The degree of motor dysfunction depends on the extent of the spinal cord lesion. Complete lesions destroy all function below the affected level. Incomplete lesions cause partial weakness, atrophy, and hyporeflexia at the affected level, usually in combination with a distal upper motor neuron lesion, which may predominate and cause weakness, spasticity, and hyperreflexia. A search for subtle signs of a distal upper motor neuron lesion is imperative in any patient with an apparently isolated spinal nerve root lesion, particularly in the cervical region.

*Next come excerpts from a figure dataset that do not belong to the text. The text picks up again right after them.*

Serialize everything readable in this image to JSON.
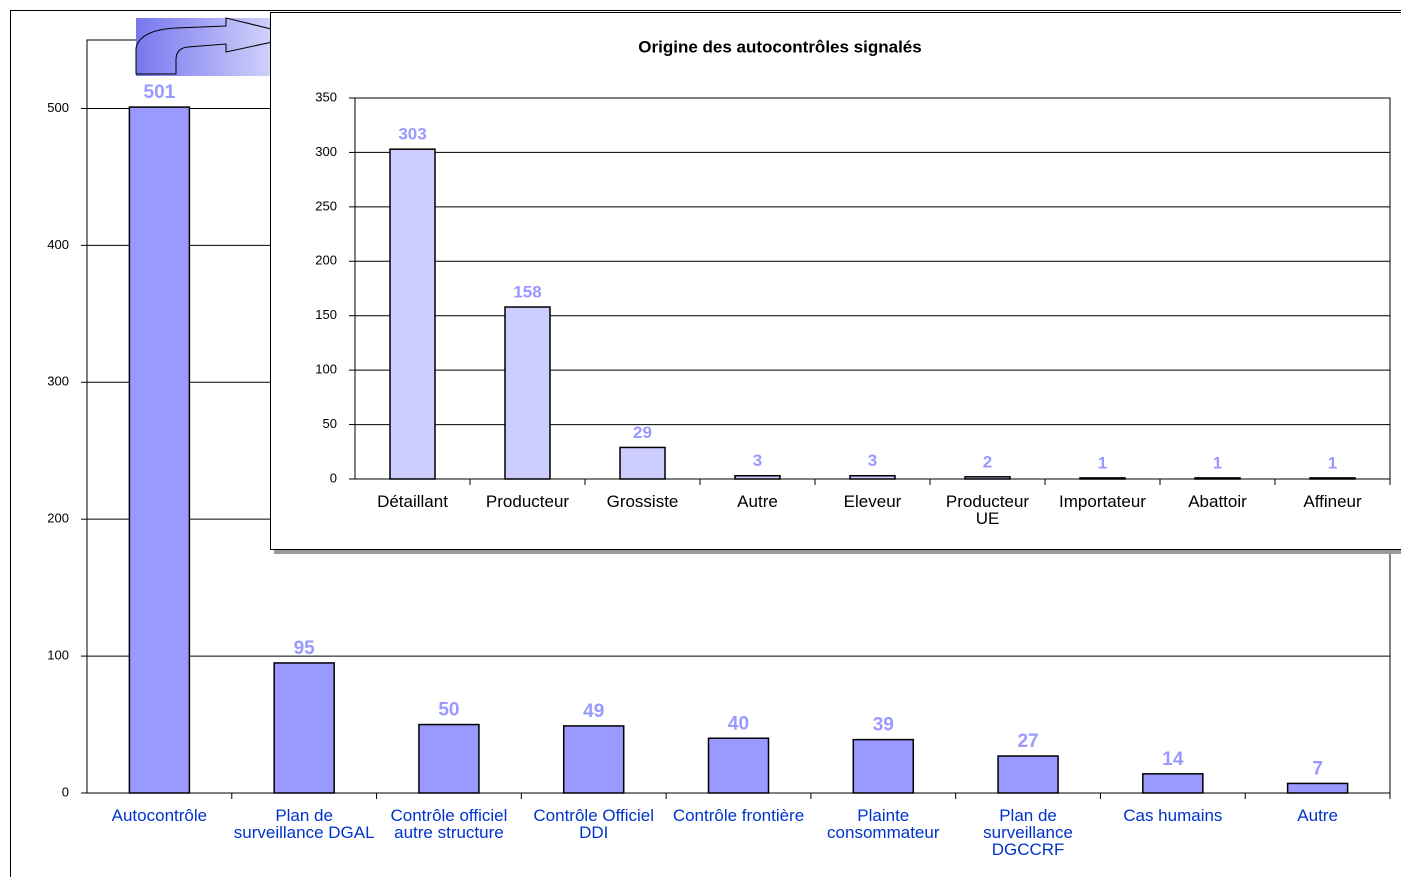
{
  "chart_data": [
    {
      "type": "bar",
      "categories": [
        "Autocontrôle",
        "Plan de surveillance DGAL",
        "Contrôle officiel autre structure",
        "Contrôle Officiel DDI",
        "Contrôle frontière",
        "Plainte consommateur",
        "Plan de surveillance DGCCRF",
        "Cas humains",
        "Autre"
      ],
      "values": [
        501,
        95,
        50,
        49,
        40,
        39,
        27,
        14,
        7
      ],
      "color": "#9999ff",
      "label_color": "#9999ff",
      "category_color": "#0033cc",
      "ylim": [
        0,
        550
      ],
      "yticks": [
        0,
        100,
        200,
        300,
        400,
        500
      ],
      "grid": true
    },
    {
      "type": "bar",
      "title": "Origine des autocontrôles signalés",
      "categories": [
        "Détaillant",
        "Producteur",
        "Grossiste",
        "Autre",
        "Eleveur",
        "Producteur UE",
        "Importateur",
        "Abattoir",
        "Affineur"
      ],
      "values": [
        303,
        158,
        29,
        3,
        3,
        2,
        1,
        1,
        1
      ],
      "color": "#ccccff",
      "label_color": "#9999ff",
      "category_color": "#000000",
      "ylim": [
        0,
        350
      ],
      "yticks": [
        0,
        50,
        100,
        150,
        200,
        250,
        300,
        350
      ],
      "grid": true
    }
  ]
}
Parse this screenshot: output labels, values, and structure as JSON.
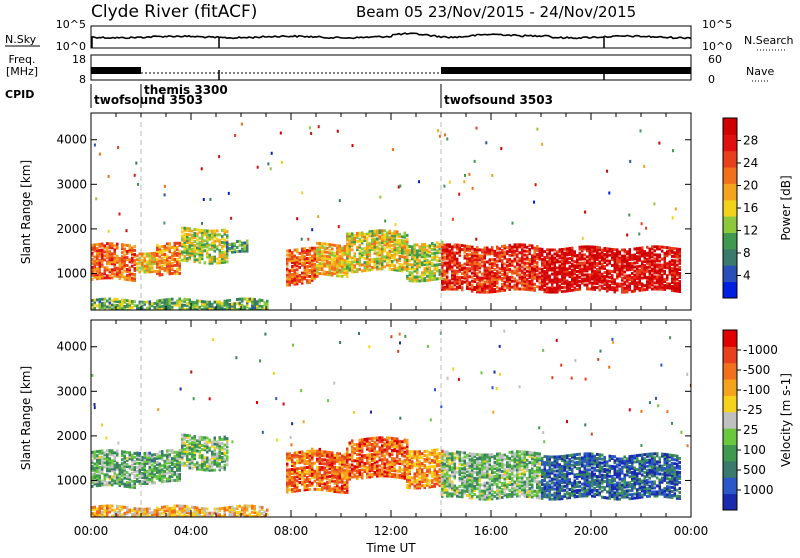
{
  "header": {
    "title": "Clyde River (fitACF)",
    "beam_info": "Beam 05  23/Nov/2015 - 24/Nov/2015"
  },
  "nsky_panel": {
    "left_label": "N.Sky",
    "left_ticks": [
      "10^5",
      "10^0"
    ],
    "right_ticks": [
      "10^5",
      "10^0"
    ],
    "right_label": "N.Search"
  },
  "freq_panel": {
    "left_label_top": "Freq.",
    "left_label_bottom": "[MHz]",
    "left_ticks": [
      "18",
      "8"
    ],
    "right_ticks": [
      "60",
      "0"
    ],
    "right_label": "Nave"
  },
  "cpid": {
    "label": "CPID",
    "segments": [
      {
        "name": "twofsound 3503",
        "start": 0,
        "end": 2
      },
      {
        "name": "themis 3300",
        "start": 2,
        "end": 14
      },
      {
        "name": "twofsound 3503",
        "start": 14,
        "end": 24
      }
    ]
  },
  "chart_data": [
    {
      "type": "heatmap",
      "quantity": "power",
      "ylabel": "Slant Range [km]",
      "y_ticks": [
        1000,
        2000,
        3000,
        4000
      ],
      "ylim": [
        180,
        4600
      ],
      "xlim": [
        0,
        24
      ],
      "colorbar": {
        "label": "Power [dB]",
        "ticks": [
          "4",
          "8",
          "12",
          "16",
          "20",
          "24",
          "28"
        ],
        "colors": [
          "#0020e0",
          "#2850b8",
          "#3a7a6a",
          "#3f9a50",
          "#8ec83c",
          "#f3d21c",
          "#f6a21c",
          "#f0701c",
          "#e8401c",
          "#e01010",
          "#d00000"
        ]
      },
      "echo_regions": [
        {
          "t0": 0.0,
          "t1": 1.8,
          "r0": 900,
          "r1": 1700,
          "level": 0.72
        },
        {
          "t0": 1.8,
          "t1": 2.6,
          "r0": 1100,
          "r1": 1550,
          "level": 0.55
        },
        {
          "t0": 2.6,
          "t1": 3.6,
          "r0": 1000,
          "r1": 1700,
          "level": 0.65
        },
        {
          "t0": 3.6,
          "t1": 5.4,
          "r0": 1300,
          "r1": 2050,
          "level": 0.45
        },
        {
          "t0": 5.4,
          "t1": 6.2,
          "r0": 1500,
          "r1": 1750,
          "level": 0.3
        },
        {
          "t0": 7.8,
          "t1": 9.0,
          "r0": 800,
          "r1": 1600,
          "level": 0.72
        },
        {
          "t0": 9.0,
          "t1": 10.2,
          "r0": 1000,
          "r1": 1700,
          "level": 0.55
        },
        {
          "t0": 10.2,
          "t1": 12.6,
          "r0": 1100,
          "r1": 2000,
          "level": 0.5
        },
        {
          "t0": 12.6,
          "t1": 14.0,
          "r0": 900,
          "r1": 1750,
          "level": 0.45
        },
        {
          "t0": 14.0,
          "t1": 18.0,
          "r0": 650,
          "r1": 1650,
          "level": 0.82
        },
        {
          "t0": 18.0,
          "t1": 23.6,
          "r0": 650,
          "r1": 1600,
          "level": 0.92
        },
        {
          "t0": 0.0,
          "t1": 7.0,
          "r0": 200,
          "r1": 450,
          "level": 0.35
        }
      ]
    },
    {
      "type": "heatmap",
      "quantity": "velocity",
      "ylabel": "Slant Range [km]",
      "y_ticks": [
        1000,
        2000,
        3000,
        4000
      ],
      "ylim": [
        180,
        4600
      ],
      "xlim": [
        0,
        24
      ],
      "xlabel": "Time UT",
      "x_ticks": [
        "00:00",
        "04:00",
        "08:00",
        "12:00",
        "16:00",
        "20:00",
        "00:00"
      ],
      "colorbar": {
        "label": "Velocity [m s-1]",
        "ticks": [
          "1000",
          "500",
          "100",
          "25",
          "-25",
          "-100",
          "-500",
          "-1000"
        ],
        "colors": [
          "#1a2ab0",
          "#2a58c8",
          "#3a7a6a",
          "#3f9a50",
          "#6ac83c",
          "#c0c0c0",
          "#f6d21c",
          "#f6a21c",
          "#f0701c",
          "#e8401c",
          "#e00000"
        ]
      },
      "echo_regions": [
        {
          "t0": 0.0,
          "t1": 1.8,
          "r0": 900,
          "r1": 1700,
          "level": 0.38
        },
        {
          "t0": 1.8,
          "t1": 3.6,
          "r0": 1000,
          "r1": 1700,
          "level": 0.35
        },
        {
          "t0": 3.6,
          "t1": 5.4,
          "r0": 1300,
          "r1": 2050,
          "level": 0.4
        },
        {
          "t0": 7.8,
          "t1": 10.2,
          "r0": 800,
          "r1": 1700,
          "level": 0.78
        },
        {
          "t0": 10.2,
          "t1": 12.6,
          "r0": 1100,
          "r1": 2000,
          "level": 0.8
        },
        {
          "t0": 12.6,
          "t1": 14.0,
          "r0": 900,
          "r1": 1750,
          "level": 0.72
        },
        {
          "t0": 14.0,
          "t1": 18.0,
          "r0": 650,
          "r1": 1650,
          "level": 0.4
        },
        {
          "t0": 18.0,
          "t1": 23.6,
          "r0": 650,
          "r1": 1600,
          "level": 0.15
        },
        {
          "t0": 0.0,
          "t1": 7.0,
          "r0": 200,
          "r1": 450,
          "level": 0.65
        }
      ]
    }
  ]
}
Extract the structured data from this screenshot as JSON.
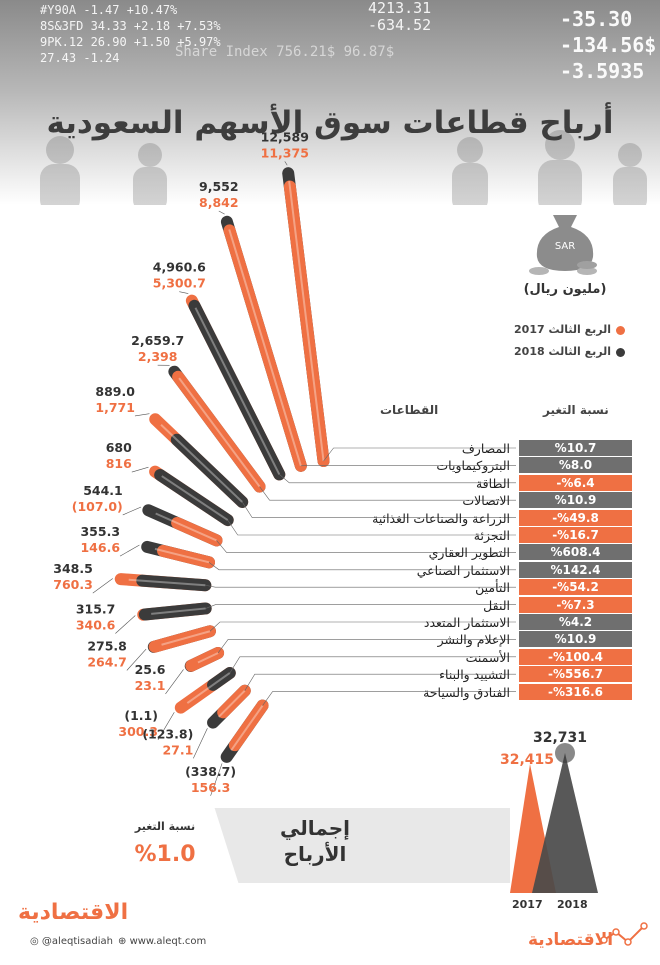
{
  "header": {
    "ticker_left": [
      "#Y90A  -1.47  +10.47%",
      "8S&3FD 34.33  +2.18  +7.53%",
      "9PK.12 26.90  +1.50  +5.97%",
      "       27.43  -1.24"
    ],
    "ticker_mid": [
      "4213.31",
      "-634.52"
    ],
    "ticker_right": [
      "-35.30",
      "-134.56$",
      "-3.5935"
    ],
    "ticker_index": "Share Index   756.21$   96.87$",
    "title": "أرباح قطاعات سوق الأسهم السعودية"
  },
  "legend": {
    "currency_icon": "SAR",
    "unit": "(مليون ريال)",
    "q2017": "الربع الثالث 2017",
    "q2018": "الربع الثالث 2018"
  },
  "table_headers": {
    "sectors": "القطاعات",
    "change": "نسبة التغير"
  },
  "colors": {
    "orange": "#ef7043",
    "dark": "#3b3b3b",
    "gray": "#6f6f6f"
  },
  "chart_data": {
    "type": "bar",
    "layout": "radial",
    "unit": "مليون ريال",
    "series": [
      {
        "name": "الربع الثالث 2017",
        "color": "#ef7043"
      },
      {
        "name": "الربع الثالث 2018",
        "color": "#3b3b3b"
      }
    ],
    "sectors": [
      {
        "name": "المصارف",
        "q2018": "12,589",
        "q2017": "11,375",
        "change": "%10.7",
        "trend": "up",
        "v2018": 12589,
        "v2017": 11375
      },
      {
        "name": "البتروكيماويات",
        "q2018": "9,552",
        "q2017": "8,842",
        "change": "%8.0",
        "trend": "up",
        "v2018": 9552,
        "v2017": 8842
      },
      {
        "name": "الطاقة",
        "q2018": "4,960.6",
        "q2017": "5,300.7",
        "change": "%6.4-",
        "trend": "down",
        "v2018": 4960.6,
        "v2017": 5300.7
      },
      {
        "name": "الاتصالات",
        "q2018": "2,659.7",
        "q2017": "2,398",
        "change": "%10.9",
        "trend": "up",
        "v2018": 2659.7,
        "v2017": 2398
      },
      {
        "name": "الزراعة والصناعات الغذائية",
        "q2018": "889.0",
        "q2017": "1,771",
        "change": "%49.8-",
        "trend": "down",
        "v2018": 889.0,
        "v2017": 1771
      },
      {
        "name": "التجزئة",
        "q2018": "680",
        "q2017": "816",
        "change": "%16.7-",
        "trend": "down",
        "v2018": 680,
        "v2017": 816
      },
      {
        "name": "التطوير العقاري",
        "q2018": "544.1",
        "q2017": "(107.0)",
        "change": "%608.4",
        "trend": "up",
        "v2018": 544.1,
        "v2017": -107.0
      },
      {
        "name": "الاستثمار الصناعي",
        "q2018": "355.3",
        "q2017": "146.6",
        "change": "%142.4",
        "trend": "up",
        "v2018": 355.3,
        "v2017": 146.6
      },
      {
        "name": "التأمين",
        "q2018": "348.5",
        "q2017": "760.3",
        "change": "%54.2-",
        "trend": "down",
        "v2018": 348.5,
        "v2017": 760.3
      },
      {
        "name": "النقل",
        "q2018": "315.7",
        "q2017": "340.6",
        "change": "%7.3-",
        "trend": "down",
        "v2018": 315.7,
        "v2017": 340.6
      },
      {
        "name": "الاستثمار المتعدد",
        "q2018": "275.8",
        "q2017": "264.7",
        "change": "%4.2",
        "trend": "up",
        "v2018": 275.8,
        "v2017": 264.7
      },
      {
        "name": "الإعلام والنشر",
        "q2018": "25.6",
        "q2017": "23.1",
        "change": "%10.9",
        "trend": "up",
        "v2018": 25.6,
        "v2017": 23.1
      },
      {
        "name": "الأسمنت",
        "q2018": "(1.1)",
        "q2017": "300.3",
        "change": "%100.4-",
        "trend": "down",
        "v2018": -1.1,
        "v2017": 300.3
      },
      {
        "name": "التشييد والبناء",
        "q2018": "(123.8)",
        "q2017": "27.1",
        "change": "%556.7-",
        "trend": "down",
        "v2018": -123.8,
        "v2017": 27.1
      },
      {
        "name": "الفنادق والسياحة",
        "q2018": "(338.7)",
        "q2017": "156.3",
        "change": "%316.6-",
        "trend": "down",
        "v2018": -338.7,
        "v2017": 156.3
      }
    ],
    "totals": {
      "label": "إجمالي الأرباح",
      "change_label": "نسبة التغير",
      "change_value": "%1.0",
      "year2017": "2017",
      "year2018": "2018",
      "value2017": "32,415",
      "value2018": "32,731",
      "v2017": 32415,
      "v2018": 32731
    }
  },
  "footer": {
    "brand": "الاقتصادية",
    "twitter": "@aleqtisadiah",
    "website": "www.aleqt.com",
    "brand_bottom": "الاقتصادية"
  }
}
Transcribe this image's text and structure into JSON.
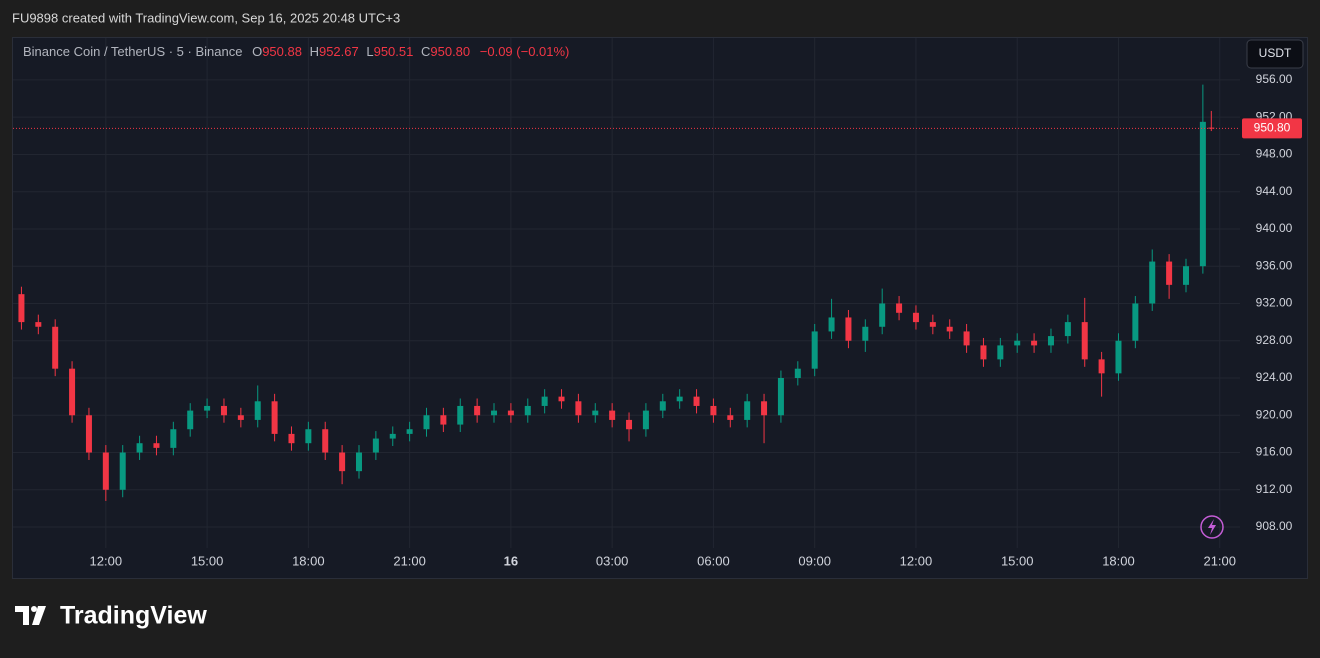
{
  "header": "FU9898 created with TradingView.com, Sep 16, 2025 20:48 UTC+3",
  "brand": "TradingView",
  "chart_data": {
    "type": "candlestick",
    "symbol": "Binance Coin / TetherUS · 5 · Binance",
    "ohlc_letters": [
      "O",
      "H",
      "L",
      "C"
    ],
    "last_labels": [
      "950.88",
      "952.67",
      "950.51",
      "950.80"
    ],
    "change": "−0.09 (−0.01%)",
    "currency": "USDT",
    "up_color": "#089981",
    "down_color": "#f23645",
    "grid": true,
    "x": [
      9.5,
      10,
      10.5,
      11,
      11.5,
      12,
      12.5,
      13,
      13.5,
      14,
      14.5,
      15,
      15.5,
      16,
      16.5,
      17,
      17.5,
      18,
      18.5,
      19,
      19.5,
      20,
      20.5,
      21,
      21.5,
      22,
      22.5,
      23,
      23.5,
      24,
      24.5,
      25,
      25.5,
      26,
      26.5,
      27,
      27.5,
      28,
      28.5,
      29,
      29.5,
      30,
      30.5,
      31,
      31.5,
      32,
      32.5,
      33,
      33.5,
      34,
      34.5,
      35,
      35.5,
      36,
      36.5,
      37,
      37.5,
      38,
      38.5,
      39,
      39.5,
      40,
      40.5,
      41,
      41.5,
      42,
      42.5,
      43,
      43.5,
      44,
      44.5,
      44.75
    ],
    "open": [
      933,
      930,
      929.5,
      925,
      920,
      916,
      912,
      916,
      917,
      916.5,
      918.5,
      920.5,
      921,
      920,
      919.5,
      921.5,
      918,
      917,
      918.5,
      916,
      914,
      916,
      917.5,
      918,
      918.5,
      920,
      919,
      921,
      920,
      920.5,
      920,
      921,
      922,
      921.5,
      920,
      920.5,
      919.5,
      918.5,
      920.5,
      921.5,
      922,
      921,
      920,
      919.5,
      921.5,
      920,
      924,
      925,
      929,
      930.5,
      928,
      929.5,
      932,
      931,
      930,
      929.5,
      929,
      927.5,
      926,
      927.5,
      928,
      927.5,
      928.5,
      930,
      926,
      924.5,
      928,
      932,
      936.5,
      934,
      936,
      950.88
    ],
    "high": [
      933.8,
      930.8,
      930.3,
      925.8,
      920.8,
      916.8,
      916.8,
      917.8,
      917.8,
      919.3,
      921.3,
      921.8,
      921.8,
      920.8,
      923.2,
      922.3,
      918.8,
      919.3,
      919.3,
      916.8,
      916.8,
      918.3,
      918.8,
      919.3,
      920.8,
      920.8,
      921.8,
      921.8,
      921.3,
      921.3,
      921.8,
      922.8,
      922.8,
      922.3,
      921.3,
      921.3,
      920.3,
      921.3,
      922.3,
      922.8,
      922.8,
      921.8,
      920.8,
      922.3,
      922.3,
      924.8,
      925.8,
      929.8,
      932.5,
      931.3,
      930.3,
      933.6,
      932.8,
      931.8,
      930.8,
      930.3,
      929.8,
      928.3,
      928.3,
      928.8,
      928.8,
      929.3,
      930.8,
      932.6,
      926.8,
      928.8,
      932.8,
      937.8,
      937.3,
      936.8,
      955.5,
      952.67
    ],
    "low": [
      929.2,
      928.7,
      924.2,
      919.2,
      915.2,
      910.8,
      911.2,
      915.2,
      915.7,
      915.7,
      917.7,
      919.7,
      919.2,
      918.7,
      918.7,
      917.2,
      916.2,
      916.2,
      915.2,
      912.6,
      913.2,
      915.2,
      916.7,
      917.2,
      917.7,
      918.2,
      918.2,
      919.2,
      919.2,
      919.2,
      919.2,
      920.2,
      920.7,
      919.2,
      919.2,
      918.7,
      917.2,
      917.7,
      919.7,
      920.7,
      920.2,
      919.2,
      918.7,
      918.7,
      917,
      919.2,
      923.2,
      924.2,
      928.2,
      927.2,
      926.8,
      928.7,
      930.2,
      929.2,
      928.7,
      928.2,
      926.7,
      925.2,
      925.2,
      926.7,
      926.7,
      926.7,
      927.7,
      925.2,
      922,
      923.7,
      927.2,
      931.2,
      932.5,
      933.2,
      935.2,
      950.51
    ],
    "close": [
      930,
      929.5,
      925,
      920,
      916,
      912,
      916,
      917,
      916.5,
      918.5,
      920.5,
      921,
      920,
      919.5,
      921.5,
      918,
      917,
      918.5,
      916,
      914,
      916,
      917.5,
      918,
      918.5,
      920,
      919,
      921,
      920,
      920.5,
      920,
      921,
      922,
      921.5,
      920,
      920.5,
      919.5,
      918.5,
      920.5,
      921.5,
      922,
      921,
      920,
      919.5,
      921.5,
      920,
      924,
      925,
      929,
      930.5,
      928,
      929.5,
      932,
      931,
      930,
      929.5,
      929,
      927.5,
      926,
      927.5,
      928,
      927.5,
      928.5,
      930,
      926,
      924.5,
      928,
      932,
      936.5,
      934,
      936,
      951.5,
      950.8
    ],
    "xlim": [
      9.25,
      45.6
    ],
    "xticks": [
      {
        "value": 12,
        "label": "12:00"
      },
      {
        "value": 15,
        "label": "15:00"
      },
      {
        "value": 18,
        "label": "18:00"
      },
      {
        "value": 21,
        "label": "21:00"
      },
      {
        "value": 24,
        "label": "16"
      },
      {
        "value": 27,
        "label": "03:00"
      },
      {
        "value": 30,
        "label": "06:00"
      },
      {
        "value": 33,
        "label": "09:00"
      },
      {
        "value": 36,
        "label": "12:00"
      },
      {
        "value": 39,
        "label": "15:00"
      },
      {
        "value": 42,
        "label": "18:00"
      },
      {
        "value": 45,
        "label": "21:00"
      }
    ],
    "ylim": [
      905.75,
      960.5
    ],
    "yticks": [
      {
        "value": 908,
        "label": "908.00"
      },
      {
        "value": 912,
        "label": "912.00"
      },
      {
        "value": 916,
        "label": "916.00"
      },
      {
        "value": 920,
        "label": "920.00"
      },
      {
        "value": 924,
        "label": "924.00"
      },
      {
        "value": 928,
        "label": "928.00"
      },
      {
        "value": 932,
        "label": "932.00"
      },
      {
        "value": 936,
        "label": "936.00"
      },
      {
        "value": 940,
        "label": "940.00"
      },
      {
        "value": 944,
        "label": "944.00"
      },
      {
        "value": 948,
        "label": "948.00"
      },
      {
        "value": 952,
        "label": "952.00"
      },
      {
        "value": 956,
        "label": "956.00"
      }
    ]
  }
}
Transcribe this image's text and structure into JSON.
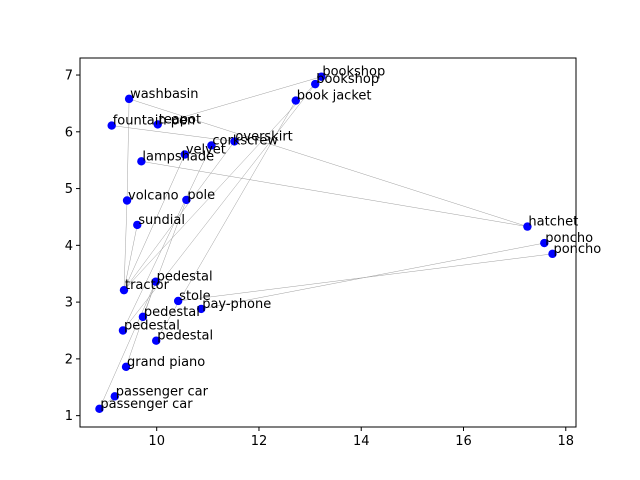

In contrast to a complete peripheral nerve lesion, in which motor function is completely lost in the distribution of that nerve, a complete nerve root lesion typically causes weakness (paresis), sometimes severe, but not total paralysis of the various muscles innervated by that nerve root. This is because each muscle is innervated by multiple nerve roots arising from more than one spinal level (see Plate 2-16).
The diaphragm is innervated by the C3, C4 and C5 segments; therefore a lesion high in the cervical spinal cord threatens respiratory function. Shoulder abduction is a good test of C5 function. In the presence of normal function of the deltoid muscle, weak elbow flexors, predominantly the biceps brachii muscles, suggest a C6 lesion. The elbow and wrist extensors, subserved primarily by the triceps brachii and extensor carpi radialis and ulnaris muscles, are innervated by C7. Function of the pronator teres muscle is also helpful in identifying a lesion at C7.
Lesions at C8 predominantly affect the intrinsic muscles of the hand, which are also innervated by T1. The abdominal musculature can be tested clinically for lesions that affect thoracic nerves; a positive Beevor sign indicates weakness below T9 or T10.
The hip flexors and adductors are innervated by L2 and predominantly by L3. The quadriceps femoris muscle is a good marker of L4 function. L5 innervates the ankle dorsiflexors and great toe extensors, while the ankle plantar flexors are innervated by S1 and S2. The lowest segments of the spinal cord (S2, S3, and S4) control the anal sphincter.
Sensory examination often provides the most significant information in localizing a spinal cord lesion. However, if results of the examination are normal, the patient’s symptoms may be the most important clue. The segmental distribution may be most useful in diagnosis when both the nerve root and spinal cord are involved, as seen in a dumbbell tumor, or neurilemmoma (see Plate 2-22).